Brandschutzmaßnahmen sind erforderlich, wenn Leitungen wie z.B. Kabel oder Rohre durch Brandwände, feuerbeständige Geschossdecken oder Treppenraumwände geführt werden. In der Musterbauordnung gibt es diesbezüglich zwei wichtige Paragraphen:

- § 14 Brandschutz

„Bauliche Anlagen sind so anzuordnen, zu errichten, zu ändern und instand zu halten, dass der Entstehung eines Brandes und der Ausbreitung von Feuer und Rauch vorgebeugt wird und bei einem Brand die Rettung von Menschen und Tieren sowie wirksame Löscharbeiten möglich sind.“

 

- § 40 Leitungsanlagen, Installationsschächte und -kanäle

„Leitungen dürfen durch raumabschließende Bauteile, für die eine Feuerwiderstandsfähigkeit vorgeschrieben ist, nur hindurchgeführt werden, wenn eine Brandausbreitung ausreichend lang nicht zu befürchten ist oder Vorkehrungen hiergegen getroffen sind (…)“

 

? Wie erkenne ich, dass Brandschutzmaßnahmen nötig sind, um meinen Auftraggeber darauf hinzuweisen?

 

Florian Wimmer: Wenn Rohre, Kabel, Kabeltrassen oder ähnliches durch Wände und Decken geführt sind und die Durchführung nicht verschlossen ist. Der zuständige Bauleiter muss wissen, ob und welche Anforderungen bestehen. Je nach Bauobjekt können auch der Architekt oder ein Brandschutzsachverständiger für den vorbeugenden baulichen Brandschutz verantwortlich sein.

 

? Mal angenommen, an den Brandschutz hat bisher niemand gedacht. Welche rechtlichen Folgen kann eine nonkonforme oder gar fehlende Abschottung haben?

 

Florian Wimmer: Die Verwendung von ungeeigneten Baumaterialien für den Brandschutz ist unzulässig und führt im Schadensfall zu haftungsrechtlicher Verantwortlichkeit. Grundsätzlich ist der Gebäudebesitzer bzw. -betreiber verantwortlich für den Brandschutz. Er muss dafür sorgen, dass im Schadensfall keine Gefahr für die Gesundheit und Leben besteht. Diese Verantwortung kann er auf ausführende Gewerke übertragen. Dann muss jedoch z.B. die Geschäftsleitung durch Kontrollprozesse und Nachweise sicherstellen, dass der Brandschutz richtig ausgeführt wurde.

 

? Welche Anwendungen können SHK-Installateure selber abschotten? Welche Kriterien muss man dabei erfüllen?

 

Florian Wimmer: Für die Ausführung von Brandschutzarbeiten gibt es kein eigenes Berufsbild. Prinzipiell darf jedes baubeteiligte Gewerk Brandschutzabschottungen ausführen.
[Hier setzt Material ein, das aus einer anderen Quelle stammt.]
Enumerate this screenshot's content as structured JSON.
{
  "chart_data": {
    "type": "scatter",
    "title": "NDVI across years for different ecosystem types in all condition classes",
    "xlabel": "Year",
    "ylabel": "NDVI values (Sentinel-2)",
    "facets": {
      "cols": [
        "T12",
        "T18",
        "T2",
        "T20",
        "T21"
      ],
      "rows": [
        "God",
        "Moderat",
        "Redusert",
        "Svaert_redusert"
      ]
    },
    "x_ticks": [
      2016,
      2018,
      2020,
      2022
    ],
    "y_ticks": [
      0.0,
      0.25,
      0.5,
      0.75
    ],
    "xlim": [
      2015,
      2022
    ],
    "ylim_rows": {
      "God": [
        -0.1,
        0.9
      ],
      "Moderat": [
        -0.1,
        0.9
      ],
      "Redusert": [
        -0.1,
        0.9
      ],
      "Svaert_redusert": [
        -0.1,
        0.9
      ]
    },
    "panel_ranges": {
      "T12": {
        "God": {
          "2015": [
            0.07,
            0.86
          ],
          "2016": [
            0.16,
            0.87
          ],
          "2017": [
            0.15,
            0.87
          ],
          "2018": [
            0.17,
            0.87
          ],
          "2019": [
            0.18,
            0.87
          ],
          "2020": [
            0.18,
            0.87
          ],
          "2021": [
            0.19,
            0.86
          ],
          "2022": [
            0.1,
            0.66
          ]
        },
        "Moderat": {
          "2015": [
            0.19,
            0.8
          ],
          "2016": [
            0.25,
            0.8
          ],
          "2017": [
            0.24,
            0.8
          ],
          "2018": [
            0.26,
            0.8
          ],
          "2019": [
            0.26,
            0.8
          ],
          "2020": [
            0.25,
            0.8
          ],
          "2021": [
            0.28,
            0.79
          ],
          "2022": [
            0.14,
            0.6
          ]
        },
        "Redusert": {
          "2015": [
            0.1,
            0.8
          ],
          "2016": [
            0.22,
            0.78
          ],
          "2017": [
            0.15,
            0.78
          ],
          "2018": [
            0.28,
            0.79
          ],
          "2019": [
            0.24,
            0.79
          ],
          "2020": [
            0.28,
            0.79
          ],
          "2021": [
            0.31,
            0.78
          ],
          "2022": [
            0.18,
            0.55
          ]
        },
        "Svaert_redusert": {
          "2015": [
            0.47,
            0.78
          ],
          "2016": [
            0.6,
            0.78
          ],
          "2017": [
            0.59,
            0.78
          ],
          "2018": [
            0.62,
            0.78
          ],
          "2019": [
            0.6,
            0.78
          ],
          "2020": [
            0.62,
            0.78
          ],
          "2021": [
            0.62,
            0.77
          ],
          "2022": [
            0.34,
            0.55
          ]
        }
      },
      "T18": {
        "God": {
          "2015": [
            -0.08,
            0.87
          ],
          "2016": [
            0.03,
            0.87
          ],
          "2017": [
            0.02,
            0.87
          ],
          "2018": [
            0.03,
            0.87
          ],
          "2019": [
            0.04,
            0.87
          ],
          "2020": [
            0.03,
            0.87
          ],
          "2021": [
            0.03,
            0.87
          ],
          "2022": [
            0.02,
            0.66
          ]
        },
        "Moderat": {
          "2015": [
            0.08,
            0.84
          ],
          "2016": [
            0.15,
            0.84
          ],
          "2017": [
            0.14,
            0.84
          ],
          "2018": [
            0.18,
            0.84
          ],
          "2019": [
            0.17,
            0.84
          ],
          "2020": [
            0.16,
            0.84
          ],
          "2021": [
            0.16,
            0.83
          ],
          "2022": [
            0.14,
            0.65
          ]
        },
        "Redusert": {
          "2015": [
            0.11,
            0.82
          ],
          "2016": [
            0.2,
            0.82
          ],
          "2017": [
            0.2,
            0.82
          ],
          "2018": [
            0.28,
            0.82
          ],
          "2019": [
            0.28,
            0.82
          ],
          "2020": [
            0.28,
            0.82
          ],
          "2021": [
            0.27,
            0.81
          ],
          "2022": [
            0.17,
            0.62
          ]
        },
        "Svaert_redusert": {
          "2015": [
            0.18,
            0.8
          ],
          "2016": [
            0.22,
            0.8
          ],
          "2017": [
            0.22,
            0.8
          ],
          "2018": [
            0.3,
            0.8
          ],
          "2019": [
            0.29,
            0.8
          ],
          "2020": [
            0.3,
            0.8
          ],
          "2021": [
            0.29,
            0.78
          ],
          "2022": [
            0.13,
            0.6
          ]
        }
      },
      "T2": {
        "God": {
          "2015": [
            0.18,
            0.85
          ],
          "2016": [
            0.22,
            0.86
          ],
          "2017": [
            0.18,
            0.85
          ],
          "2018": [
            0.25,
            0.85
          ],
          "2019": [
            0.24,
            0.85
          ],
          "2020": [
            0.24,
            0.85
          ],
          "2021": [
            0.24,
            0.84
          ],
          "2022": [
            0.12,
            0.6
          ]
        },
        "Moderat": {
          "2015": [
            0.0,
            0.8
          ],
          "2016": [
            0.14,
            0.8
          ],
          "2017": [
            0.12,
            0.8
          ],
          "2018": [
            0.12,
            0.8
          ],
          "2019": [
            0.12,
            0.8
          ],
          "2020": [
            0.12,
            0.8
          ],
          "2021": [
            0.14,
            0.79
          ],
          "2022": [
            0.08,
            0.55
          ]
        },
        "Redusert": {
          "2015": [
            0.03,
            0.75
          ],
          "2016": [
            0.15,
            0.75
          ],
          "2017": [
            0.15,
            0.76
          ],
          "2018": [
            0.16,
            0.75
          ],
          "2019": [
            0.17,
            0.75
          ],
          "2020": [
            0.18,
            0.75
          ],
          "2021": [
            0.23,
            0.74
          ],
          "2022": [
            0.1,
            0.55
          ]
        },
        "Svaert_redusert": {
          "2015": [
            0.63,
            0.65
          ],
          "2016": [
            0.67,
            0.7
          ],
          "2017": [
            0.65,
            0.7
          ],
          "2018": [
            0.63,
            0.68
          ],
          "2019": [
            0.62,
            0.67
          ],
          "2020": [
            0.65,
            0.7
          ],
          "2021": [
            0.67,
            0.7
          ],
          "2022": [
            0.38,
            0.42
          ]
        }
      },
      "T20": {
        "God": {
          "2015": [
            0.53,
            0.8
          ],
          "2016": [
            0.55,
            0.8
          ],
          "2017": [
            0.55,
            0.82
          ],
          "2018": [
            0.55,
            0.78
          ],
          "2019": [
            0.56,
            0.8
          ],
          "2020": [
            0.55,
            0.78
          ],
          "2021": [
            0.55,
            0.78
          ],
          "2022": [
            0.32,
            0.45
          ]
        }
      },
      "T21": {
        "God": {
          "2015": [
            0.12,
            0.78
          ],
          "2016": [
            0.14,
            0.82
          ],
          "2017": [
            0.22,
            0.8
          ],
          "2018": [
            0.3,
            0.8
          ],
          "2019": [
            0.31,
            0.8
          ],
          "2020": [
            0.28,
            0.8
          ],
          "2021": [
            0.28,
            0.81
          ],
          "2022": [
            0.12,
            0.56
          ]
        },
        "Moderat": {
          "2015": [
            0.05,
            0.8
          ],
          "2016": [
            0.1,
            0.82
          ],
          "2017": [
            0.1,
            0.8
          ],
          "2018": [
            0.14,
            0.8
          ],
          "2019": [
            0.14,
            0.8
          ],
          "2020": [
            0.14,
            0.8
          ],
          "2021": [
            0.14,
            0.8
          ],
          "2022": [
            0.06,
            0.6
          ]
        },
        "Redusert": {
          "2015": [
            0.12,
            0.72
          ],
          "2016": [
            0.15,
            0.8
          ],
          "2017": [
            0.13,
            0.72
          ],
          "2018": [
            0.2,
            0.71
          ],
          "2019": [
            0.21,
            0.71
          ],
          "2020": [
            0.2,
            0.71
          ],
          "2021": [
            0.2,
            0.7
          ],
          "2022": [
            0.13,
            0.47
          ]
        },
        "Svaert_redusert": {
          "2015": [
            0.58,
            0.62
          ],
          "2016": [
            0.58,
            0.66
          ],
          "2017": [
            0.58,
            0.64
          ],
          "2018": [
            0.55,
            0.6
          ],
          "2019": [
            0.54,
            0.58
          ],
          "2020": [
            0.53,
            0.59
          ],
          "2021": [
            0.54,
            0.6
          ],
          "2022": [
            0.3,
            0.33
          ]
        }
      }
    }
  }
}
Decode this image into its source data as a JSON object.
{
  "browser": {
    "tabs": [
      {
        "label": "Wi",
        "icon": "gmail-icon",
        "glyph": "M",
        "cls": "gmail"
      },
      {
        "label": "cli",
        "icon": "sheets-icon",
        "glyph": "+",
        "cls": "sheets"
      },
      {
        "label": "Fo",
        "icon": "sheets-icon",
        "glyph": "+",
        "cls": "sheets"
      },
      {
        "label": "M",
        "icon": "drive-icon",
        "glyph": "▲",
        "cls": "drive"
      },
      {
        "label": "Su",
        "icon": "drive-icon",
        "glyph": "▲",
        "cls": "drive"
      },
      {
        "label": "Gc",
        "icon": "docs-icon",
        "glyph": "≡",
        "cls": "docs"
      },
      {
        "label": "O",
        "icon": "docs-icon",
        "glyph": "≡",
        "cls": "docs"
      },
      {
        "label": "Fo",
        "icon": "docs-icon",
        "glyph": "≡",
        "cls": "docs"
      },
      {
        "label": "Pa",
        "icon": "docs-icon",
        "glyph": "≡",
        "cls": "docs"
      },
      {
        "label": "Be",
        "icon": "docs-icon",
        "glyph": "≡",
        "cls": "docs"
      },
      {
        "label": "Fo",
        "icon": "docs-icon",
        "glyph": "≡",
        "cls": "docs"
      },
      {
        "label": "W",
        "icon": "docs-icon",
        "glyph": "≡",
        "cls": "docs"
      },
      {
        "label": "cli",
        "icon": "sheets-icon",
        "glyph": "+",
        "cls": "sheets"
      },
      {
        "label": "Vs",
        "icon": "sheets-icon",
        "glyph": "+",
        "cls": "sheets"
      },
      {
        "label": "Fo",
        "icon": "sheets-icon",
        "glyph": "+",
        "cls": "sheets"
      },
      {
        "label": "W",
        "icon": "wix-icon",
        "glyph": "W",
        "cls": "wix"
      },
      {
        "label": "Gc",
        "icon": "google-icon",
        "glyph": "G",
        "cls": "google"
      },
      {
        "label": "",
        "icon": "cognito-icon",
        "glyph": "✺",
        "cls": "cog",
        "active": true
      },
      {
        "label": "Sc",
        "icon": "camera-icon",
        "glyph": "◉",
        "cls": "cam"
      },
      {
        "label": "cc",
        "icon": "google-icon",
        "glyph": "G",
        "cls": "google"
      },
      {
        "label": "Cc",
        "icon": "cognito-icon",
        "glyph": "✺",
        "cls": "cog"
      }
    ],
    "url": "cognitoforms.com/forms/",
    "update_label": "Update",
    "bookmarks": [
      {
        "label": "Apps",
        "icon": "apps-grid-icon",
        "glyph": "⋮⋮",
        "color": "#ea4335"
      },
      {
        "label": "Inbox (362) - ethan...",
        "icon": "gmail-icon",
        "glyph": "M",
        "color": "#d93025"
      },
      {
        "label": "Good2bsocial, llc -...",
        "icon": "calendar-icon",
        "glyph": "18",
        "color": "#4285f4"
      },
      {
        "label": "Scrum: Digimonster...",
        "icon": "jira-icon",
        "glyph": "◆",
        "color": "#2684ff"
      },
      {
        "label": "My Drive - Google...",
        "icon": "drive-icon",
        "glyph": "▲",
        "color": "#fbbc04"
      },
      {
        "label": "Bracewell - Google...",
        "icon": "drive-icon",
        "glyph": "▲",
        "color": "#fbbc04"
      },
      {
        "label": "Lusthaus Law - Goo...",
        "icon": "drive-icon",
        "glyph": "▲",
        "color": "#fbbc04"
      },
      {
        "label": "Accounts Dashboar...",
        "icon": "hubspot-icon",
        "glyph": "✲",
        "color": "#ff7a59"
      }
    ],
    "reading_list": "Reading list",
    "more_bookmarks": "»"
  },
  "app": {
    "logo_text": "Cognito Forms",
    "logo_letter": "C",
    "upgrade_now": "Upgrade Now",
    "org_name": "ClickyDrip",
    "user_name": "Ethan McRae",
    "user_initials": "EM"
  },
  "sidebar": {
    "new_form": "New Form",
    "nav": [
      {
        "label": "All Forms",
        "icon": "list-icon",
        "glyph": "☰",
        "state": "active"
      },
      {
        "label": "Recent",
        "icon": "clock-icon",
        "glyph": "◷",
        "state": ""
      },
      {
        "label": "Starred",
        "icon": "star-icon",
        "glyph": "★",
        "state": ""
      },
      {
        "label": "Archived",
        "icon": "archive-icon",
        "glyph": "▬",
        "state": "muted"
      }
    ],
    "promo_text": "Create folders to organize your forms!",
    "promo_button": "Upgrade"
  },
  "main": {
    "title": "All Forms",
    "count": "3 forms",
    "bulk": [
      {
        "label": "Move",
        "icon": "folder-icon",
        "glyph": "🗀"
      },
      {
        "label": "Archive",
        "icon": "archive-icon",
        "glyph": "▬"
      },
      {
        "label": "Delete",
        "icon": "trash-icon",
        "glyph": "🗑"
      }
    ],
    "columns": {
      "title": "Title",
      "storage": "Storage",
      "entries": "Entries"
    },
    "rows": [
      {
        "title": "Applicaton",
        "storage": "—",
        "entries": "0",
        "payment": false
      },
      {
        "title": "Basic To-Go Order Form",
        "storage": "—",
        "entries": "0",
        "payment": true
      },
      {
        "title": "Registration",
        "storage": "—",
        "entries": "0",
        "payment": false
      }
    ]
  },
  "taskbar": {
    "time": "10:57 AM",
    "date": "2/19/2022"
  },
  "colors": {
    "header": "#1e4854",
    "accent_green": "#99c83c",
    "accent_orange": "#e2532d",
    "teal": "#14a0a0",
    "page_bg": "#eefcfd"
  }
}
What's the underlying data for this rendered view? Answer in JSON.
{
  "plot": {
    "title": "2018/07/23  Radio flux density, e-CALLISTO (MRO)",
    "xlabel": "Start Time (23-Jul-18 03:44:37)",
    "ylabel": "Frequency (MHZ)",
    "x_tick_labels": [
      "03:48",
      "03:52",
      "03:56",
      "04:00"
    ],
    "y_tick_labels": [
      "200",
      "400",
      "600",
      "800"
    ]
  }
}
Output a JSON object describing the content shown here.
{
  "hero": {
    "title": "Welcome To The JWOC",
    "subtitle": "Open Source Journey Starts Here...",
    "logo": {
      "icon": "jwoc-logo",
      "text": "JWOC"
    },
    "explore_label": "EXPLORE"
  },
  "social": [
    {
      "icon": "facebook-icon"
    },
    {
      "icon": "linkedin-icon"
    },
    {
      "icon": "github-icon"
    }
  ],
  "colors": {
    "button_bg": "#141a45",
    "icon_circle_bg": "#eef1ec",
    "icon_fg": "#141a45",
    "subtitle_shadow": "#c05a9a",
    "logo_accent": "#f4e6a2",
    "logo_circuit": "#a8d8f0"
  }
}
Welche Auflagen man bei den Maßnahmen erfüllen muss, ist direkt in den einzelnen Zulassungen und Prüfzeugnissen der Produkte geregelt. Für viele Produkte muss der Ausführende nur die Zulassung gelesen und verstanden haben. Hilti empfiehlt jedoch, vor der Ausführung an einer Brandschutzschulung in einem der deutschlandweiten Hilti-Centern teilzunehmen. Ergänzend bietet das Unternehmen umfangreiche Unterlagen zu den einzelnen Produkten (z.B. auf www.hilti.de) sowie sämtliche Hilfestellungen von der Planung bis hin zur Ausführung: Die Auswahl der benötigten Produkte ist ebenso möglich wie eine Brandschutz-Beratung vor Ort auf der Baustelle.

 

? Welche Produkte sind hier besonders geeignet?

 

Florian Wimmer: Das Unternehmen Hilti bietet beispielsweise Produkte zum Abschotten von Kabeln und Rohren.

Zur Abschottung von brennbaren Rohren bis 160 mm Außendurchmesser empfiehlt sich z.B. das Brandschutzband „CP 648“.

Zur Abschottung von nichtbrennbaren Rohren aus Stahl, Edelstahl, Guss bis 168,9 mm Außendurchmesser und Kupferrohren bis 88,9 mm Außendurchmesser ist z.B. der Brandschutzmörtel „CP 636“ gut geeignet.

Zur Abschottung von brennbaren Rohren, 32 bis 250 mm Außendurchmesser gedämmt mit brennbaren Isolierungen, nimmt man die Brandschutzmanschette „CP 644“.

 

? In welchen Fällen sollte ein SHK-Installateur auch weiterhin an Brandschutz-Fachfirmen verweisen?

 

Florian Wimmer: Ganz einfach: Wenn das eigene Wissen nicht mehr ausreicht. Hier muss man ehrlich zu sich selbst sein und im Zweifelsfall Hilfe suchen und annehmen. Dafür steht ein deutschlandweites Netz an Brandschutz-Dienstleistern zur Verfügung, die Hilti-Produkte verarbeiten und Experten in den Vorschriften sowie bauaufsichtlichen Zulassungen sind.